I told him it would not be easy to sing tenor; but I would see at the rehearsal what I could do. He was in despair. I tried to tranquilize him, my compassion triumphing over my forebodings, and assured him that all would go well. I did not tell him that I had had a succession of nightmares last night, where I saw myself stranded on the stage, having forgotten both words and music.
He said that he had been on the stage at work with the carpenters since I don't know when this morning. They had first put up the scenery as he had ordered; but he saw that there would not be space for the eight performers (there are two scenes where we are all on the stage at once). Accordingly, he had ordered the carpenters to change it.
I ate my déjeuner sandwiched between the tenor and the basso. We rehearsed our dialogues, although we pretended to discuss other matters.
The Empress went directly to the Marquis after déjeuner and said, "We are looking forward to your operetta to-night with real pleasure, and we are sure that it will be a great success." The Marquis was radiant.
When we met later in the theater for our first and only rehearsal we were delighted to find there the grand piano from the salle de musique. The curtain rose on a very pretty garden scene, with trees on either side, green linen on the floor representing grass, a village with a church- steeple in the background, and for stage properties a garden bench and a vase placed just before the footlights, so that it would not interfere with our movements, but would show us where not to fall off.
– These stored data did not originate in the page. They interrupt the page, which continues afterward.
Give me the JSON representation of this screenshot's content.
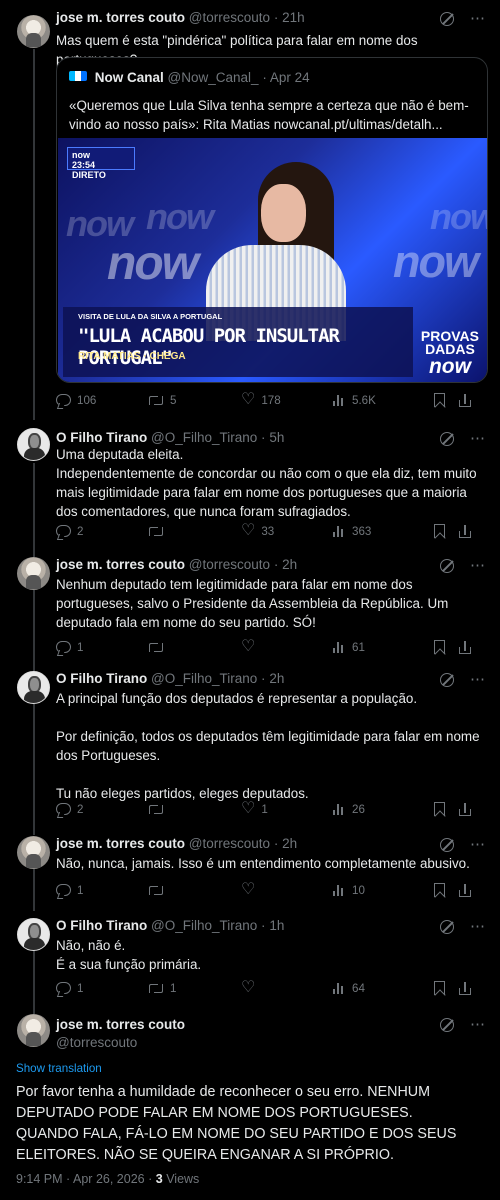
{
  "posts": [
    {
      "name": "jose m. torres couto",
      "handle": "@torrescouto",
      "separator": "·",
      "time": "21h",
      "text": "Mas quem é esta \"pindérica\" política para falar em nome dos portugueses?",
      "actions": {
        "replies": "106",
        "reposts": "5",
        "likes": "178",
        "views": "5.6K"
      },
      "quote": {
        "name": "Now Canal",
        "handle": "@Now_Canal_",
        "separator": "·",
        "time": "Apr 24",
        "text": "«Queremos que Lula Silva tenha sempre a certeza que não é bem-vindo ao nosso país»: Rita Matias nowcanal.pt/ultimas/detalh...",
        "video": {
          "live_logo": "now",
          "live_time": "23:54",
          "live_label": "DIRETO",
          "small_caption": "VISITA DE LULA DA SILVA A PORTUGAL",
          "headline": "\"LULA ACABOU POR INSULTAR PORTUGAL\"",
          "speaker": "RITA MATIAS · CHEGA",
          "program_line1": "PROVAS",
          "program_line2": "DADAS",
          "program_logo": "now",
          "background_logos": [
            "now",
            "now",
            "now",
            "now",
            "now"
          ]
        }
      }
    },
    {
      "name": "O Filho Tirano",
      "handle": "@O_Filho_Tirano",
      "separator": "·",
      "time": "5h",
      "text": "Uma deputada eleita.\nIndependentemente de concordar ou não com o que ela diz, tem muito mais legitimidade para falar em nome dos portugueses que a maioria dos comentadores, que nunca foram sufragiados.",
      "actions": {
        "replies": "2",
        "reposts": "",
        "likes": "33",
        "views": "363"
      }
    },
    {
      "name": "jose m. torres couto",
      "handle": "@torrescouto",
      "separator": "·",
      "time": "2h",
      "text": "Nenhum deputado tem legitimidade para falar em nome dos portugueses, salvo o Presidente da Assembleia da República. Um deputado fala em nome do seu partido. SÓ!",
      "actions": {
        "replies": "1",
        "reposts": "",
        "likes": "",
        "views": "61"
      }
    },
    {
      "name": "O Filho Tirano",
      "handle": "@O_Filho_Tirano",
      "separator": "·",
      "time": "2h",
      "text": "A principal função dos deputados é representar a população.\n\nPor definição, todos os deputados têm legitimidade para falar em nome dos Portugueses.\n\nTu não eleges partidos, eleges deputados.",
      "actions": {
        "replies": "2",
        "reposts": "",
        "likes": "1",
        "views": "26"
      }
    },
    {
      "name": "jose m. torres couto",
      "handle": "@torrescouto",
      "separator": "·",
      "time": "2h",
      "text": "Não, nunca, jamais. Isso é um entendimento completamente abusivo.",
      "actions": {
        "replies": "1",
        "reposts": "",
        "likes": "",
        "views": "10"
      }
    },
    {
      "name": "O Filho Tirano",
      "handle": "@O_Filho_Tirano",
      "separator": "·",
      "time": "1h",
      "text": "Não, não é.\nÉ a sua função primária.",
      "actions": {
        "replies": "1",
        "reposts": "1",
        "likes": "",
        "views": "64"
      }
    }
  ],
  "main_post": {
    "name": "jose m. torres couto",
    "handle": "@torrescouto",
    "show_translation": "Show translation",
    "text": "Por favor tenha a humildade de reconhecer o seu erro. NENHUM DEPUTADO PODE FALAR EM NOME DOS PORTUGUESES. QUANDO FALA, FÁ-LO EM NOME DO SEU PARTIDO E DOS SEUS ELEITORES. NÃO SE QUEIRA ENGANAR A SI PRÓPRIO.",
    "time": "9:14 PM",
    "separator": "·",
    "date": "Apr 26, 2026",
    "view_count": "3",
    "view_label": "Views"
  },
  "icons": {
    "reply": "reply-icon",
    "repost": "repost-icon",
    "like": "heart-icon",
    "views": "views-icon",
    "bookmark": "bookmark-icon",
    "share": "share-icon",
    "grok": "grok-icon",
    "more": "more-icon"
  },
  "colors": {
    "background": "#000000",
    "text": "#e7e9ea",
    "muted": "#71767b",
    "link": "#1d9bf0",
    "border": "#2f3336"
  }
}
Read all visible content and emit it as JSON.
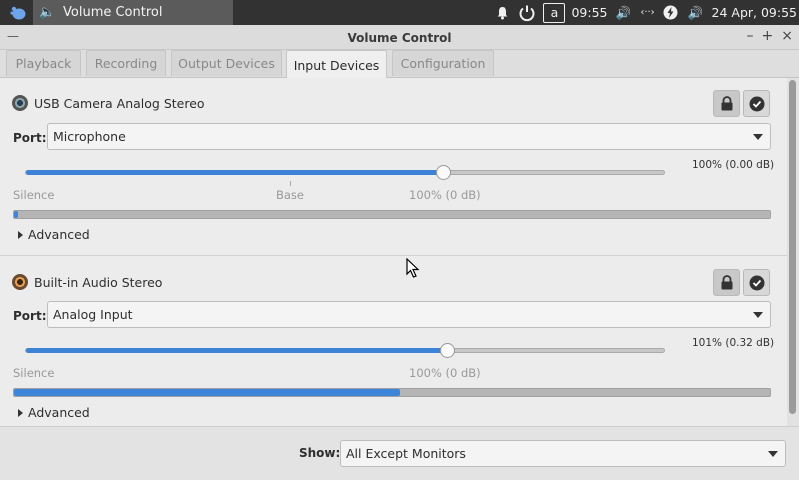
{
  "panel": {
    "task_title": "Volume Control",
    "time": "09:55",
    "date": "24 Apr, 09:55",
    "kbd_layout": "a"
  },
  "window": {
    "title": "Volume Control",
    "ctrl_min": "–",
    "ctrl_max": "+",
    "ctrl_close": "×"
  },
  "tabs": [
    {
      "label": "Playback"
    },
    {
      "label": "Recording"
    },
    {
      "label": "Output Devices"
    },
    {
      "label": "Input Devices",
      "active": true
    },
    {
      "label": "Configuration"
    }
  ],
  "devices": [
    {
      "name": "USB Camera Analog Stereo",
      "port_label": "Port:",
      "port": "Microphone",
      "volume_pct": 100,
      "volume_text": "100% (0.00 dB)",
      "marks": {
        "silence": "Silence",
        "base": "Base",
        "hundred": "100% (0 dB)"
      },
      "level_fraction": 0.005,
      "advanced": "Advanced"
    },
    {
      "name": "Built-in Audio Stereo",
      "port_label": "Port:",
      "port": "Analog Input",
      "volume_pct": 101,
      "volume_text": "101% (0.32 dB)",
      "marks": {
        "silence": "Silence",
        "hundred": "100% (0 dB)"
      },
      "level_fraction": 0.51,
      "advanced": "Advanced"
    }
  ],
  "footer": {
    "show_label": "Show:",
    "show_value": "All Except Monitors"
  },
  "colors": {
    "accent": "#3c82d6",
    "panel_bg": "#323232"
  }
}
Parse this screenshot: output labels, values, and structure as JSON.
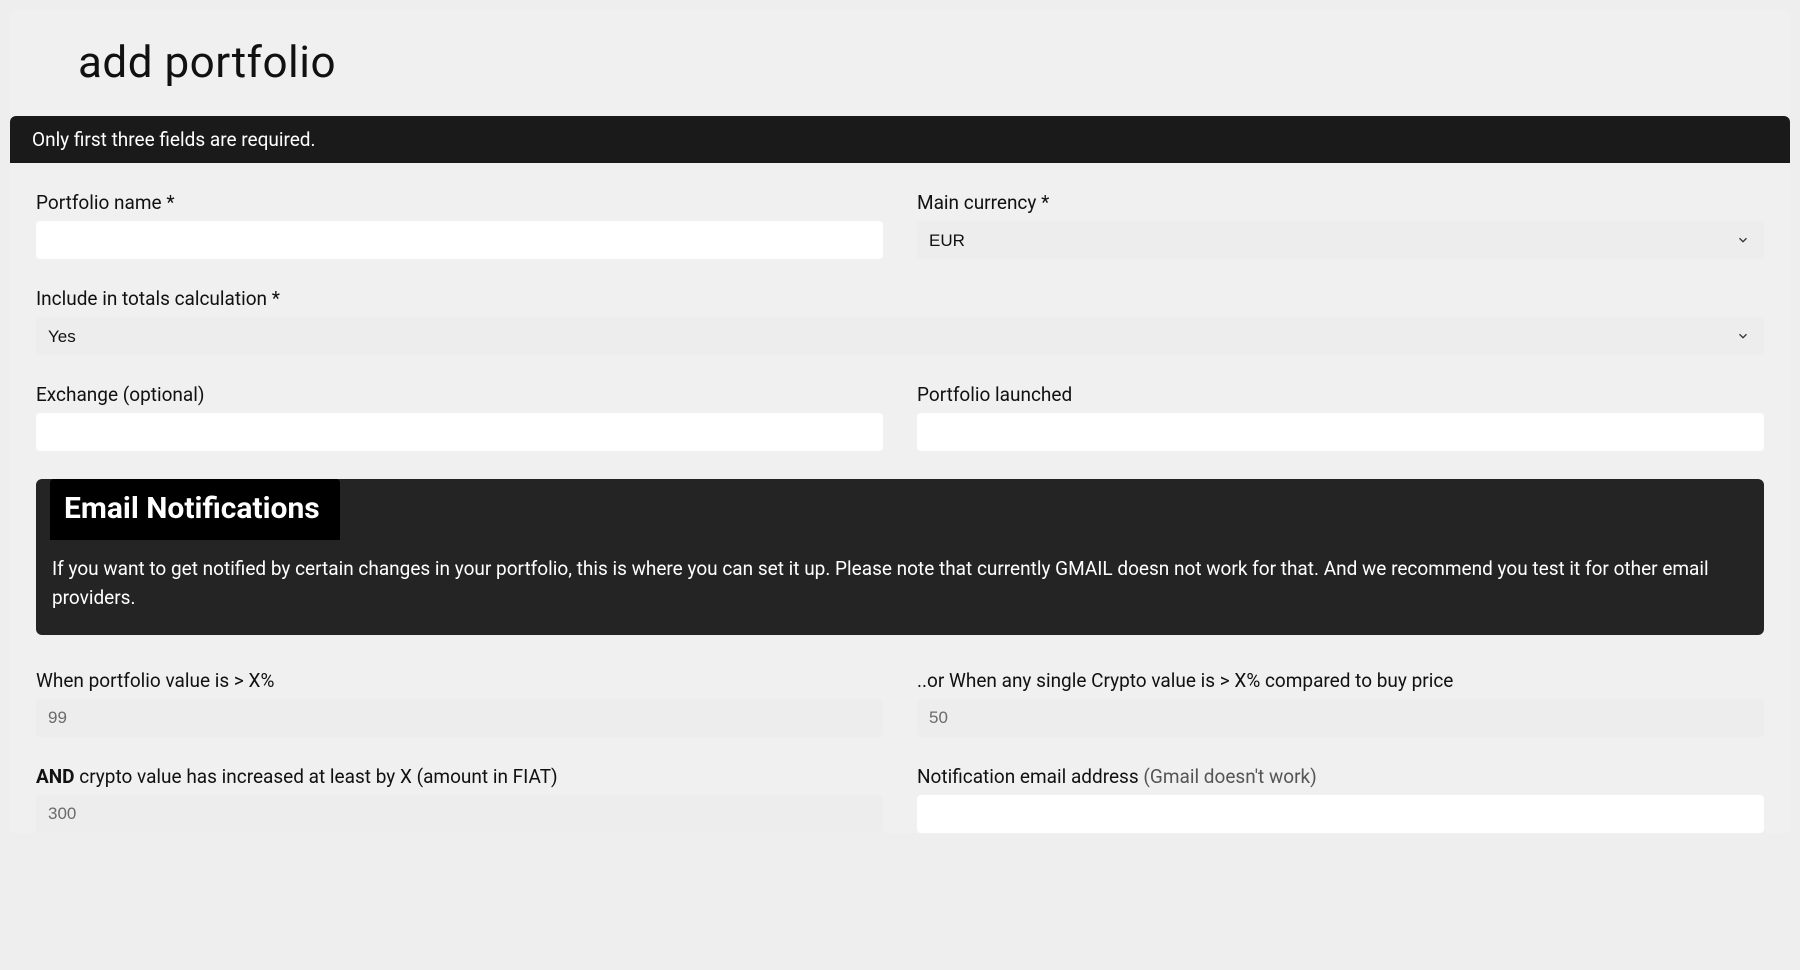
{
  "page": {
    "title": "add portfolio"
  },
  "notice": "Only first three fields are required.",
  "fields": {
    "portfolio_name": {
      "label": "Portfolio name *",
      "value": ""
    },
    "main_currency": {
      "label": "Main currency *",
      "value": "EUR"
    },
    "include_totals": {
      "label": "Include in totals calculation *",
      "value": "Yes"
    },
    "exchange": {
      "label": "Exchange (optional)",
      "value": ""
    },
    "launched": {
      "label": "Portfolio launched",
      "value": ""
    }
  },
  "notifications": {
    "heading": "Email Notifications",
    "description": "If you want to get notified by certain changes in your portfolio, this is where you can set it up. Please note that currently GMAIL doesn not work for that. And we recommend you test it for other email providers.",
    "value_gt": {
      "label": "When portfolio value is > X%",
      "placeholder": "99"
    },
    "single_gt": {
      "label": "..or When any single Crypto value is > X% compared to buy price",
      "placeholder": "50"
    },
    "and_increase": {
      "label_prefix": "AND",
      "label_rest": " crypto value has increased at least by X (amount in FIAT)",
      "placeholder": "300"
    },
    "email": {
      "label_main": "Notification email address ",
      "label_hint": "(Gmail doesn't work)",
      "value": ""
    }
  }
}
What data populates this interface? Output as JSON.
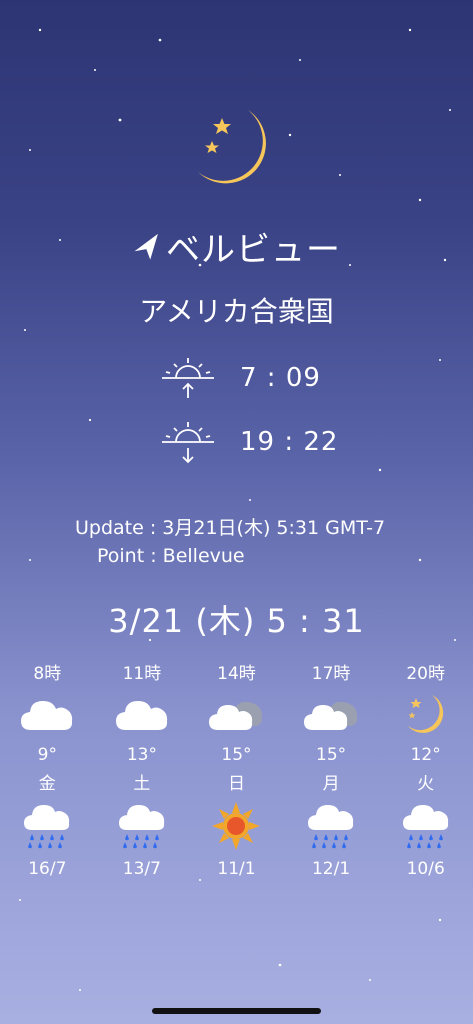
{
  "location": {
    "city": "ベルビュー",
    "country": "アメリカ合衆国"
  },
  "sun": {
    "sunrise": "7 : 09",
    "sunset": "19 : 22"
  },
  "update": {
    "line1": "Update : 3月21日(木) 5:31 GMT-7",
    "line2": "Point : Bellevue"
  },
  "current": {
    "datetime": "3/21 (木)  5 : 31"
  },
  "hourly": [
    {
      "time": "8時",
      "icon": "cloud-icon",
      "temp": "9°"
    },
    {
      "time": "11時",
      "icon": "cloud-icon",
      "temp": "13°"
    },
    {
      "time": "14時",
      "icon": "cloudy-icon",
      "temp": "15°"
    },
    {
      "time": "17時",
      "icon": "cloudy-icon",
      "temp": "15°"
    },
    {
      "time": "20時",
      "icon": "moon-stars-icon",
      "temp": "12°"
    }
  ],
  "daily": [
    {
      "day": "金",
      "icon": "rain-icon",
      "temps": "16/7"
    },
    {
      "day": "土",
      "icon": "rain-icon",
      "temps": "13/7"
    },
    {
      "day": "日",
      "icon": "sun-icon",
      "temps": "11/1"
    },
    {
      "day": "月",
      "icon": "rain-icon",
      "temps": "12/1"
    },
    {
      "day": "火",
      "icon": "rain-icon",
      "temps": "10/6"
    }
  ],
  "colors": {
    "moon": "#f6c65a",
    "rain": "#2f6cf0",
    "sun": "#f2a72a",
    "sun_core": "#e8562c"
  }
}
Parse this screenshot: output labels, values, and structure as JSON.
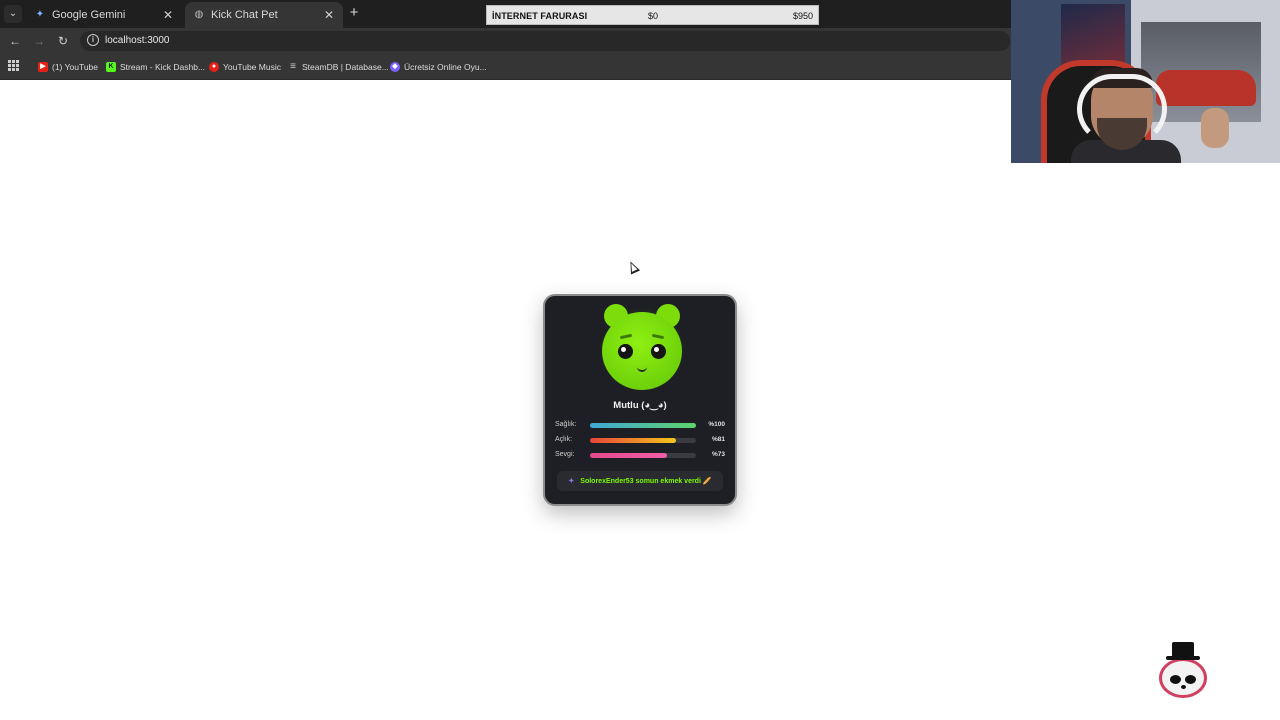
{
  "browser": {
    "tabs": [
      {
        "title": "Google Gemini",
        "icon": "gemini-icon",
        "active": false
      },
      {
        "title": "Kick Chat Pet",
        "icon": "globe-icon",
        "active": true
      }
    ],
    "address": "localhost:3000",
    "bookmarks": [
      {
        "label": "(1) YouTube",
        "icon": "youtube-icon",
        "color": "#e62117"
      },
      {
        "label": "Stream - Kick Dashb...",
        "icon": "kick-icon",
        "color": "#53fc18"
      },
      {
        "label": "YouTube Music",
        "icon": "youtube-music-icon",
        "color": "#e62117"
      },
      {
        "label": "SteamDB | Database...",
        "icon": "steamdb-icon",
        "color": "#cfcfcf"
      },
      {
        "label": "Ücretsiz Online Oyu...",
        "icon": "game-icon",
        "color": "#7b61ff"
      }
    ]
  },
  "overlay": {
    "label": "İNTERNET FARURASI",
    "value1": "$0",
    "value2": "$950"
  },
  "pet": {
    "mood": "Mutlu (◕‿◕)",
    "color": "#76e00e",
    "stats": [
      {
        "label": "Sağlık:",
        "value": "%100",
        "level": 100,
        "gradient": "linear-gradient(90deg, #3fa7d6, #5dd36b)"
      },
      {
        "label": "Açlık:",
        "value": "%81",
        "level": 81,
        "gradient": "linear-gradient(90deg, #e8443a, #f5c61c)"
      },
      {
        "label": "Sevgi:",
        "value": "%73",
        "level": 73,
        "gradient": "linear-gradient(90deg, #e34a8a, #f05fa8)"
      }
    ],
    "event": "SolorexEnder53 somun ekmek verdi 🥖",
    "event_icon": "sparkle-icon"
  }
}
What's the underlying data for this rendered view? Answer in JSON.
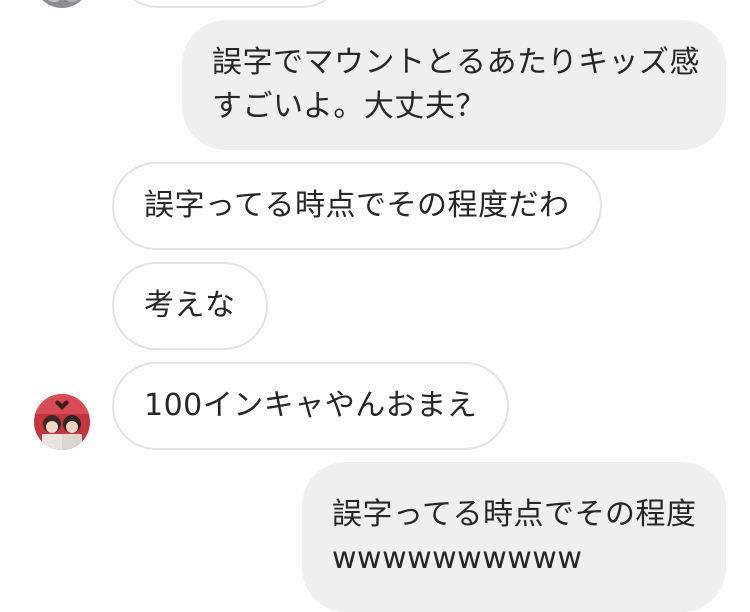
{
  "conversation": {
    "messages": [
      {
        "direction": "outgoing",
        "lines": [
          "誤字でマウントとるあたりキッズ感",
          "すごいよ。大丈夫？"
        ]
      },
      {
        "direction": "incoming",
        "lines": [
          "誤字ってる時点でその程度だわ"
        ]
      },
      {
        "direction": "incoming",
        "lines": [
          "考えな"
        ]
      },
      {
        "direction": "incoming",
        "lines": [
          "100インキャやんおまえ"
        ]
      },
      {
        "direction": "outgoing",
        "lines": [
          "誤字ってる時点でその程度",
          "wwwwwwwwww"
        ]
      }
    ]
  },
  "avatar": {
    "icon": "profile-photo-avatar"
  },
  "colors": {
    "incoming_bg": "#ffffff",
    "incoming_border": "#e3e3e3",
    "outgoing_bg": "#efefef",
    "text": "#262626"
  }
}
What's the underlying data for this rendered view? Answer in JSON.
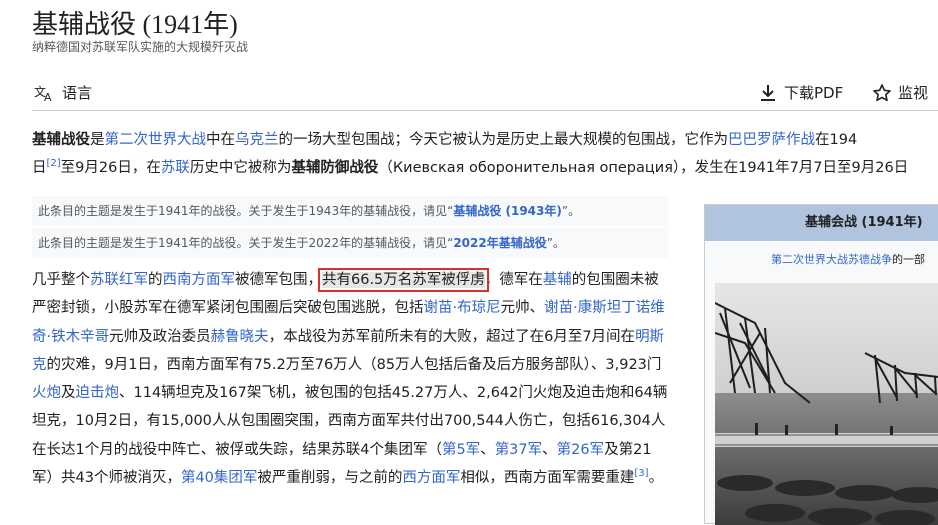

The Marquis was, of course, at the piano, and Prince Metternich, as prompter, squeezed into a prompter's box, looking wretchedly uncomfortable. We commenced the rehearsal, which, on the whole, went off better than we expected.
The basso is the first to appear. He sings a melancholy song, in which he makes known his love for the humble village maiden. His voice gets more dismal and lower as he becomes despondent, and higher and more buoyant as his hopes rise. At the end, when he sings "Elle sera à moi," his voice, though very husky, was almost musical. Then I, as the village maiden, enter with a basket, suggestive of butter and eggs, and sing a sentimental ditty telling of my love for the friend of the lord. The music of this is mediocre beyond words. The Marquis tries to show, by a few high soprano notes, how high my wildest flights of aspirations fly before I could ever reach the subject of my love. "Mes tourments" and "le doux plaisir d'aimer" get so mixed that I don't know myself what I am singing about.
The lady of the manor hears my lament, and, believing me to be in love with her husband, berates me in a dramatic duet. The friend and adviser now appears, and we get through an incomprehensible trio. He cannot convince her (the lady) of the innocence of her husband. She insists upon thinking him a traitor, leaves us in a fury, and we have the floor to ourselves when we sing the famous duet on account of which the Marquis had qualms this morning. In it there is a minor phrase which is quite intricate, and I saw that unless I came to d'E——'s rescue he could never manage it.
The lord and the lady reappear, while the friend and I retire in the background and lean up against the village steeple and whisper. The lady is violent and the lord is indifferent. The music sounds like an everlasting grumble, because her voice is contralto and his is bass. The village maiden is called to the front, and denies everything she has been accused of. The husband makes amends in a phrase miles too high for his voice. The friend takes all the blame on his black-velvet shoulders, and says he has loved the maiden all along. The maiden is overcome with emotion and faints for joy.
The final quartette is a sad affair, musically speaking, constructed on the Marquis's own ideas of thoroughbass. All the singers start on the same plane, the soprano soars heavenward, the contralto and the bass grovel in their deepest notes, while the tenor, who ought to fill up the gap, stands counting the measures on his fingers, his eyes glued to the prompter, until he joins me and we soar together.